Was den Begriff „Junges Publikum“ betrifft, so weist die Festivalleitung darauf hin, dass sie als Zielgruppe allerdings nicht nur eine altersmäßig abgesteckte Zielgruppe vor Augen hat. SCHÄXPIR macht Theater für alle, und zwar altersunabhängig für alle jung gebliebenen und neugierigen Geister. So möchte SCHÄXPIR auch weiterhin ein generationsübergreifendes und so heterogenes Publikum wie möglich ansprechen. Immerhin lassen sich in fast allen Stücken Resonanzen mit den jeweils eigenen Lebenswelten finden. Genau das ist Motivation und Ziel ihrer Theaterarbeit.
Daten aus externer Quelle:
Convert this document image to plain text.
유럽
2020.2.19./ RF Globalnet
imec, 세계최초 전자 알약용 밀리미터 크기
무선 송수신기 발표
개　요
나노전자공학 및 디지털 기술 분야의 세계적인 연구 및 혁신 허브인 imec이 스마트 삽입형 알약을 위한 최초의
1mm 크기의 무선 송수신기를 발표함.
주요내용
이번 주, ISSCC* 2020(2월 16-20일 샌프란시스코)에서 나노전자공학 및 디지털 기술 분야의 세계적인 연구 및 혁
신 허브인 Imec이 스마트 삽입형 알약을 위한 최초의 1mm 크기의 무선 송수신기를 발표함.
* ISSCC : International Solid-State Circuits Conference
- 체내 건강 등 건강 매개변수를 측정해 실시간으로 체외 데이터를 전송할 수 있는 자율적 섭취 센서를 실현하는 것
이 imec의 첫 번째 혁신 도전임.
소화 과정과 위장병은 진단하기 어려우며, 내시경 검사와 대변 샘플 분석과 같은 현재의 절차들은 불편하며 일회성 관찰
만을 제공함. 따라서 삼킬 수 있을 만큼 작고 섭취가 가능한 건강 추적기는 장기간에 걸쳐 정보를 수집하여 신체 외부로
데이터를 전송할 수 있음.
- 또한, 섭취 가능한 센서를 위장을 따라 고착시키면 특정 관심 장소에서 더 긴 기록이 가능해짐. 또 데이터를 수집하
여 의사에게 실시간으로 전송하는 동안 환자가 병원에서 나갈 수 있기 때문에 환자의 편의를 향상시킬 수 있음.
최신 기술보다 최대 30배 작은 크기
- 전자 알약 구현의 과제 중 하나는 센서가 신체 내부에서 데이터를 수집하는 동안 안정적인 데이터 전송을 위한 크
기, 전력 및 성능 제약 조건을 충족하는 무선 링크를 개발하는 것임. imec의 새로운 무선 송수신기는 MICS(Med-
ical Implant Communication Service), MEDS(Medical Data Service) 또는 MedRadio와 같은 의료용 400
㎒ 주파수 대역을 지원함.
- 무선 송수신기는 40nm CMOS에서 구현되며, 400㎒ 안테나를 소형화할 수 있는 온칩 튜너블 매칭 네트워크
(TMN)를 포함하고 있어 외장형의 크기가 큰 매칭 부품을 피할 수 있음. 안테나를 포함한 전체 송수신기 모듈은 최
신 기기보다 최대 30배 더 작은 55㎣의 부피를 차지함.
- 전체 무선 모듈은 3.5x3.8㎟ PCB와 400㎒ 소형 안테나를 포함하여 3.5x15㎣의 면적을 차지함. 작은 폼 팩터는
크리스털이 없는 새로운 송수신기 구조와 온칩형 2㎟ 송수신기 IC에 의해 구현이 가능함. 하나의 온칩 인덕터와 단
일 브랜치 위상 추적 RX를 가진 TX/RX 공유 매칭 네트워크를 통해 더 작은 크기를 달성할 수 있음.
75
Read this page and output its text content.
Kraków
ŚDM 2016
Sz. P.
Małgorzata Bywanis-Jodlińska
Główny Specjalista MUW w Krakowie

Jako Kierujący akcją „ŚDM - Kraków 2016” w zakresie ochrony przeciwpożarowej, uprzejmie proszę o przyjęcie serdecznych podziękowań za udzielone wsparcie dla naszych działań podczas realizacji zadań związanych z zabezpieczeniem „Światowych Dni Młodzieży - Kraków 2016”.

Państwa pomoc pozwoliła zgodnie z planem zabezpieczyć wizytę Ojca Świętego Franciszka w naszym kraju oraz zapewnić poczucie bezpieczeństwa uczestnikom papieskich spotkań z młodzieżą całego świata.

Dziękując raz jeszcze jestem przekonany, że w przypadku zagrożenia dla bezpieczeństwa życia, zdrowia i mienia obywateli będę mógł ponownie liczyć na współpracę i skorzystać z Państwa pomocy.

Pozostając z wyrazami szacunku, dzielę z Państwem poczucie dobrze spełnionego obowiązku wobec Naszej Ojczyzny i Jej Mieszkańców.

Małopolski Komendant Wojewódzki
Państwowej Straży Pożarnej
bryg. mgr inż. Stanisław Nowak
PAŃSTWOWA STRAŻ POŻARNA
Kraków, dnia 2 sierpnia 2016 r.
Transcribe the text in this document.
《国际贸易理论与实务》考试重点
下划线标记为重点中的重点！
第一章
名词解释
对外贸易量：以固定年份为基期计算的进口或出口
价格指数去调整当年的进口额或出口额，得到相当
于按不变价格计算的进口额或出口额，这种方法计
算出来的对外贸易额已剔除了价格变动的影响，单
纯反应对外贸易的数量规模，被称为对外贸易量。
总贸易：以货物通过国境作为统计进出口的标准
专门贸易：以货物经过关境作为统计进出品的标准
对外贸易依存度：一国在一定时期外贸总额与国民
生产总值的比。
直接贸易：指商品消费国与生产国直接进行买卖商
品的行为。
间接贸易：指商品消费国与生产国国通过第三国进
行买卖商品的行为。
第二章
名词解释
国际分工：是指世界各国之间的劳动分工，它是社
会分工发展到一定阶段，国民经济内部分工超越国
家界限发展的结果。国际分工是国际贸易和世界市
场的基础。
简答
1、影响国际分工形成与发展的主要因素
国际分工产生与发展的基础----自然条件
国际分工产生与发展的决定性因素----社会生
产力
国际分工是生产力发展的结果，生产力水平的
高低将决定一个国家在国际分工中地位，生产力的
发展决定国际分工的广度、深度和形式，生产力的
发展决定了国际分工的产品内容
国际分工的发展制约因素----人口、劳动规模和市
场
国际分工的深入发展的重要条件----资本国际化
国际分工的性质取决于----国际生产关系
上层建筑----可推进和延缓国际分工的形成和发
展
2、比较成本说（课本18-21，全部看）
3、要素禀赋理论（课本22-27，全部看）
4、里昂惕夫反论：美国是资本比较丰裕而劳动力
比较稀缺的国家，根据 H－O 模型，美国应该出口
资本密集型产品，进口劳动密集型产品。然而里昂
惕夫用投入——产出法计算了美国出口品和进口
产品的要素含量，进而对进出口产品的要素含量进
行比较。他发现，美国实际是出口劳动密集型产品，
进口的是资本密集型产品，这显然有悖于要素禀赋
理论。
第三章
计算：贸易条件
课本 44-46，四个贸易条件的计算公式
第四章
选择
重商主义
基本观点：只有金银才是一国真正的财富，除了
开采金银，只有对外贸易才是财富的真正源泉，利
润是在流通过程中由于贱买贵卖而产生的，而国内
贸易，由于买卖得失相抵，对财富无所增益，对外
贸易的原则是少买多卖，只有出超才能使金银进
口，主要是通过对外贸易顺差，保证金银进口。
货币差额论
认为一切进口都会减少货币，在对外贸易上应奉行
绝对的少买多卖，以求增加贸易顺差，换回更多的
SCHÄXPIR hat auch schon vor der anstehenden Jubiläumsausgabe Grund, zu feiern. Sara Ostertags Leistungen als Regisseurin wurden im Herbst 2018 bereits zweifach prämiert. Sie erhielt sowohl den renommierten Nestroypreis in der Kategorie „Beste Off-Theater Produktion“ als auch den STELLA-Darstellender.Kunst.Preis für junges Publikum in der Kategorie „Herausragende Produktion für Kinder“. Landeshauptmann Mag. Thomas Stelzer gratuliert dazu recht herzlich und freut sich über die geballte Expertise und Umsetzungskraft in der SCHÄXPIR Leitung. „Wieder ein Beispiel für großartige weibliche Führungskräfte, die so viel Wertvolles für die kulturelle Diversität der Region beitragen“, so der Landeshauptmann.